Wes Anderson’s distinctly colorful filmmaking makes an ambitious return to theatres with the release of The French Dispatch. Originally set for release in July of 2020, the film was postponed indefinitely due to coronavirus complications, keeping eager Wes Anderson fans on their toes. One year later, the film makes its long-awaited debut. Boasting the whimsical fast-paced storytelling and rich visual aesthetic of Anderson’s previously celebrated films such as Fantastic Mr. Fox and The Grand Budapest Hotel, The French Dispatch has the potential to become another Wes Anderson classic.
Set in a fictional French town, The French Dispatch tells the story of an American journalism outpost publishing its final travel-oriented issue. The star-studded cast that is semi-consistent throughout Wes Anderson’s films, including Bill Murray and Owen Wilson, is joined by a seemingly endless array of other recognizable names such as Timothée Chalamet and Christoph Waltz. The trailer alone speeds through various visual styles, plotlines, subplots, and complicated relationships that are hard to follow. This is to be expected of Wes Anderson’s films, as his stories move quickly by nature, but it slightly worries me.

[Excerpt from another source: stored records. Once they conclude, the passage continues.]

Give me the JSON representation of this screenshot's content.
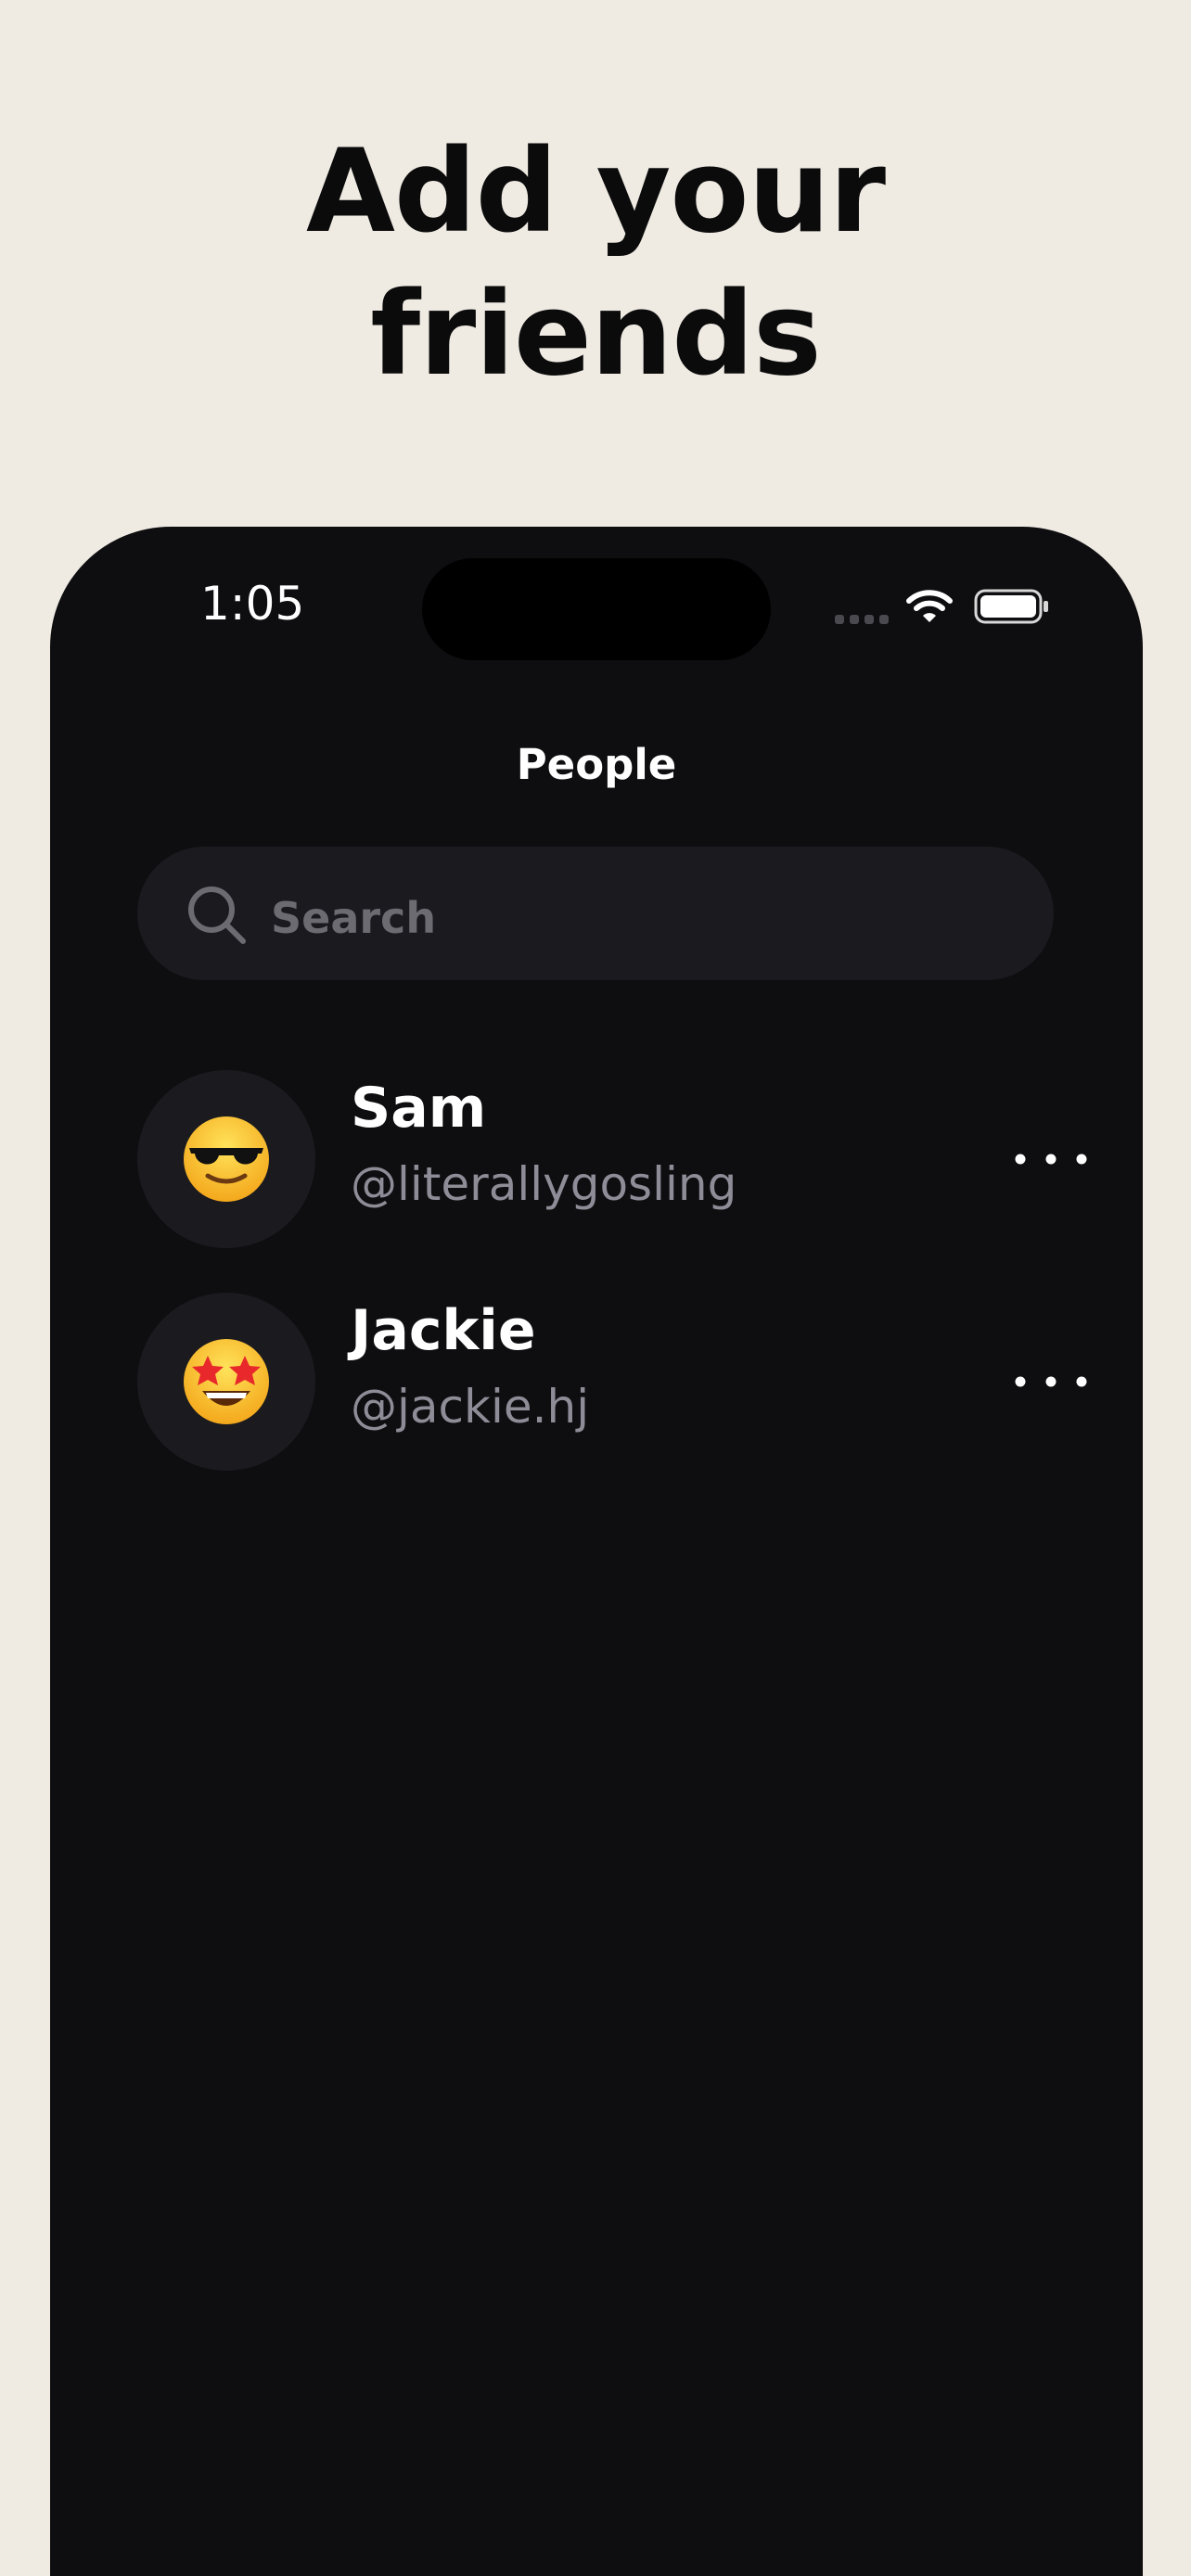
{
  "headline": {
    "line1": "Add your",
    "line2": "friends"
  },
  "status_bar": {
    "time": "1:05",
    "icons": [
      "cellular-signal-icon",
      "wifi-icon",
      "battery-icon"
    ]
  },
  "screen": {
    "title": "People",
    "search": {
      "placeholder": "Search",
      "icon": "search-icon"
    },
    "people": [
      {
        "name": "Sam",
        "handle": "@literallygosling",
        "avatar": "sunglasses-face-emoji",
        "menu_icon": "more-horizontal-icon"
      },
      {
        "name": "Jackie",
        "handle": "@jackie.hj",
        "avatar": "star-struck-face-emoji",
        "menu_icon": "more-horizontal-icon"
      }
    ]
  },
  "colors": {
    "background": "#EFEBE3",
    "phone": "#0E0D10",
    "surface": "#1B1A1F",
    "text_primary": "#FFFFFF",
    "text_secondary": "#8E8C96",
    "headline": "#0B0B0C"
  }
}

I am curious to experience how Anderson weaves together the talents with the storyline but I fear that the busy feel could deteriorate or drown out its emotional depth.
Even if the story of The French Dispatch becomes muddled and messy, the film is guaranteed to be a visual feast. About a dozen rewatches of Fantastic Mr. Fox, with its earthy warm tones that are comfortingly autumnal, have solidified my trust in his mastery of visual beauty. Wes Anderson’s signature style is defined by symmetry in every shot and childlike pastel hues that evoke a refined, nostalgic feeling, untouched by the dirtiness and complications of the real world. Every shot from his film Moonrise Kingdom feels torn from the pages of a children’s book. For his more mature films, like The Darjeeling Limited, the childlike innocence is balanced by deadpan humor and ironic violence, creating an entertaining juxtaposition. The French Dispatch seems perfectly capable of spinning all of Anderson’s favorite elements into one, building a world overflowing with picture-book nostalgia and colorful characters. From a cinematographic standpoint, it will not disappoint.
Addicted to the nostalgia and satisfying symmetry of his films, I don’t believe I can truly be let down by Wes Anderson. But, after the long wait, I pray The French Dispatch isn’t trying to accomplish too much in one go. Will The French Dispatch become overwhelmed and oversaturated by its elements, unable to fulfill the artistic prophecy it set for itself?